A person has type 1 diabetes mellitus, in which the beta cells of the pancreas are destroyed by the body's own immune system (an autoimmune disease).

(a) Explain why type 1 diabetes is classified as an autoimmune disease, and describe the normal role of T-killer cells that is going wrong in this condition. [3 marks]

(b) Explain the consequences of beta cell destruction on blood glucose regulation, and describe how a person with type 1 diabetes must manage their condition. [4 marks]

(c) People with type 1 diabetes are advised to monitor their blood glucose levels regularly and to be aware of the symptoms of hypoglycaemia (low blood glucose). Describe three symptoms of hypoglycaemia and explain the physiological basis for one of them. [4 marks]

Worked Solution

(a) An autoimmune disease is one in which the body's immune system mistakenly attacks and destroys the body's own healthy tissues, failing to distinguish between self and non-self.
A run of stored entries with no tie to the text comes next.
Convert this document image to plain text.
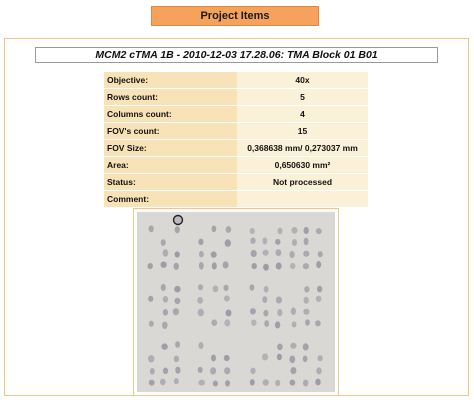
Project Items
MCM2 cTMA 1B - 2010-12-03 17.28.06: TMA Block 01 B01
Objective:	40x
Rows count:	5
Columns count:	4
FOV's count:	15
FOV Size:	0,368638 mm/ 0,273037 mm
Area:	0,650630 mm²
Status:	Not processed
Comment:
In type 1 diabetes, T-killer cells (cytotoxic T-cells) -- which normally recognise and destroy virus-infected cells or abnormal cells -- incorrectly identify the beta cells of the islets of Langerhans as "foreign" or abnormal. The T-killer cells bind to the beta cells and release enzymes (perforins) that create pores in the beta cell membranes, causing the beta cells to lyse and die. This destroys the body's ability to produce insulin.

(b) Consequences of beta cell destruction:

  • Without beta cells, the pancreas cannot produce insulin.
  • Without insulin, blood glucose concentration cannot be regulated. After eating, blood glucose rises to dangerously high levels (hyperglycaemia) because glucose cannot enter cells efficiently and the liver continues to produce glucose.
  • Excess glucose is excreted in urine (glycosuria), leading to frequent urination and dehydration. Long-term complications include damage to blood vessels, nerves, kidneys, and eyes.

Management:

  • Regular insulin injections (subcutaneous) to replace the missing insulin. The dose must be matched to food intake and activity level.
  • Regular monitoring of blood glucose levels using a glucose meter.
  • Careful dietary management (controlling carbohydrate intake).
  • Regular exercise to improve glucose uptake by muscles.

(c) Three symptoms of hypoglycaemia:

  1. Trembling/shaking
  2. Sweating
  3. Confusion/dizziness
  4. Rapid heartbeat (palpitations)
  5. Irritability
  6. Blurred vision

Physiological basis of trembling: When blood glucose falls too low, the brain (which relies almost exclusively on glucose as its energy source) detects the energy deficit. The hypothalamus triggers the sympathetic nervous system as an emergency response, causing the release of adrenaline. Adrenaline stimulates glycogenolysis (breakdown of glycogen to glucose) in the liver and muscles. The adrenaline also causes widespread effects including increased heart rate, sweating, and involuntary muscle contractions (trembling/shaking) as the body attempts to generate heat and mobilise energy reserves rapidly.